小林洋達氏(以下、小林):星野さん自身がさまざまな機会に述べていますが、星野さんの経営の特徴は「教科書経営」です。「感覚で経営をすると間違える」という意識を強く持っており、科学的な論文に基づいた経営を実施しています。

 旅館の経営を継いだ当初、従業員を募集しても人が来てくれなかったり、来てもすぐに辞めてしまったりと、リクルーティングに苦しんだことが星野さんの経営者としての出発点でした。やがて著名なアメリカのビジネスコンサルタントであるケン・ブランチャードの「シチュエーショナル・リーダーシップ理論(SL理論)」と出合い、フラットな組織の考え方を全面的に導入し活気のある組織をつくりました。これが星野さんの教科書経営の原点です。

 星野さんは事業の課題を明らかにしてその課題を解決する論文を探し、読み込んで導入します。講義の中で「目の前にある問題を解決する論文が見つかるとキラッと光って見える」と語ったことが印象的でした。

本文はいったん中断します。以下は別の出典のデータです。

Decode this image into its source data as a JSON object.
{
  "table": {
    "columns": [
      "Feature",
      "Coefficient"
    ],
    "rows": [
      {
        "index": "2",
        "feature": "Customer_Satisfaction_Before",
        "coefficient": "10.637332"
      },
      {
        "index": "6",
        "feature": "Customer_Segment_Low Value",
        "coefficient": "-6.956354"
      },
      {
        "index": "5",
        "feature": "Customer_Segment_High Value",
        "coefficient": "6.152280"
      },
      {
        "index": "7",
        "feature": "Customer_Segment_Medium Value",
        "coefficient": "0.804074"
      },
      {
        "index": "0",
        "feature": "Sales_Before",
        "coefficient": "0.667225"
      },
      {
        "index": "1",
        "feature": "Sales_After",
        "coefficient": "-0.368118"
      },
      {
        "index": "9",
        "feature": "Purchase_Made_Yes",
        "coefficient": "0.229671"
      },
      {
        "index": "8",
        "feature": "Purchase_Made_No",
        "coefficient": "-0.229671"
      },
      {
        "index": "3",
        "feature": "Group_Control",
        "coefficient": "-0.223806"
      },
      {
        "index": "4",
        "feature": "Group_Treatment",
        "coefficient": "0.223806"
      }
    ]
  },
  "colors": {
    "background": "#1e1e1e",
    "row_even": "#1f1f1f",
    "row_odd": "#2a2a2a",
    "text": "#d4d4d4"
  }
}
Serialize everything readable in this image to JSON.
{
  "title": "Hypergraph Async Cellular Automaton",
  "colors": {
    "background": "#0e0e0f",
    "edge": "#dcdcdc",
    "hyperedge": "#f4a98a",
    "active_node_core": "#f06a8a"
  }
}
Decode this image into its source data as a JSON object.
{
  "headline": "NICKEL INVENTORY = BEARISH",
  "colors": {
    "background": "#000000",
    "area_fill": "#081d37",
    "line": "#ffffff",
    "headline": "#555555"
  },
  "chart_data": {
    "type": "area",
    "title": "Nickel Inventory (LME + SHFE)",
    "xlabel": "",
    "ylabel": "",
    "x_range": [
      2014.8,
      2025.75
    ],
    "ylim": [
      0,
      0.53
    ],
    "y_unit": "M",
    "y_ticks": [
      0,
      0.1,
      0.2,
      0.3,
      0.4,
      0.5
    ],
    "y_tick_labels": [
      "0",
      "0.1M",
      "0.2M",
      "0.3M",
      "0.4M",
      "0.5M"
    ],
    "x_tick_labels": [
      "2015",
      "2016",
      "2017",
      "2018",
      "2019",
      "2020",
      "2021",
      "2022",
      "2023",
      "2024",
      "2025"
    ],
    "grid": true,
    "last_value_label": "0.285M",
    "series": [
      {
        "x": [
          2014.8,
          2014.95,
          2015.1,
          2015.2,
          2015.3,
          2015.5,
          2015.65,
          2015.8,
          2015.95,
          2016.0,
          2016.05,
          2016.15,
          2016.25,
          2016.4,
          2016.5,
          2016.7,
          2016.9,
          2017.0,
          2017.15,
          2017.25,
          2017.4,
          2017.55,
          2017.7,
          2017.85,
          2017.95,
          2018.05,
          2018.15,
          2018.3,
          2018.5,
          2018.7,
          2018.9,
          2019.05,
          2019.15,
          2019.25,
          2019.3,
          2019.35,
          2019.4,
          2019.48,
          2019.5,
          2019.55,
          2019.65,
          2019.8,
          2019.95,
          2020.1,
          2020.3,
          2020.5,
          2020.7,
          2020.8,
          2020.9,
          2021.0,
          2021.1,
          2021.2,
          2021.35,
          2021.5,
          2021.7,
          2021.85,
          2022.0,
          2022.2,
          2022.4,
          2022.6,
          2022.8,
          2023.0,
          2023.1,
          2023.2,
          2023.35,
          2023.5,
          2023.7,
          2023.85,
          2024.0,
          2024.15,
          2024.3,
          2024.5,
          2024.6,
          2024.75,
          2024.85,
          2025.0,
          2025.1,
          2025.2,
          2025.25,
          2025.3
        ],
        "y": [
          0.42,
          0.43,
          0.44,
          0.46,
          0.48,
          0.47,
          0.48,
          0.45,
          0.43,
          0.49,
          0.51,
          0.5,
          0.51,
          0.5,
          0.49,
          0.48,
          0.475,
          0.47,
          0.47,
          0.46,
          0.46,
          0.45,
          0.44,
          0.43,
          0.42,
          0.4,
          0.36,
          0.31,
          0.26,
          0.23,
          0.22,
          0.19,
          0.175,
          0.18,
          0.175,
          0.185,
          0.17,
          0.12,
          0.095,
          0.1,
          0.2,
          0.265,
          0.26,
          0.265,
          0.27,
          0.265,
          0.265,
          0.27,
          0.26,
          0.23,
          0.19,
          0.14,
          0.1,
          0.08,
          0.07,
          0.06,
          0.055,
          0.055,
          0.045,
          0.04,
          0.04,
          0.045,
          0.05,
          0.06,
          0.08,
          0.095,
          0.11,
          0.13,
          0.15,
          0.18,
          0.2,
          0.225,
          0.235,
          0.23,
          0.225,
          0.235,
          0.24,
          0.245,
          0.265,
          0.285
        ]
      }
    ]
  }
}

 また、論文に裏打ちされた理論をもとに従業員を教育し、理論を投入した上で従業員に仕事を任せ、従業員が自ら判断することを促しています。人の感性を信じずに教科書を採用しながら、結果として人に任せることを実現しているのです。

──星野さんは、旅館を運営するが所有はしない「運営特化型」で事業をしています。

小林:それまでの日本の観光・宿泊業は、自分で施設(旅館やホテル)を所有して、自分の望む形に改築・改装して事業を展開してきました。これに対して、星野さんは所有は放棄して運営権だけを得て、その施設の魅力を高めます。

 それは、トレードオフを伴う活動を選択する星野さんの戦略です。施設を所有すれば、当たったときに利益を全部手にできます。星野さんたちはそのメリットを手放し、身軽な運営特化方式で展開のスピードを上げ、多くの施設を運営できるようになったのです。

 複数のトレードオフを伴う活動を組み合わせれば、他社が星野リゾートの戦略を真似できなくなります。これは、著名な経営学者、マイケル・ポーターの「ポジショニング・アプローチ理論」から学んだビジネス戦略です。こうした手法を最初の段階から意識的に取り入れていたことが、他の経営者たちとの違いだと思います。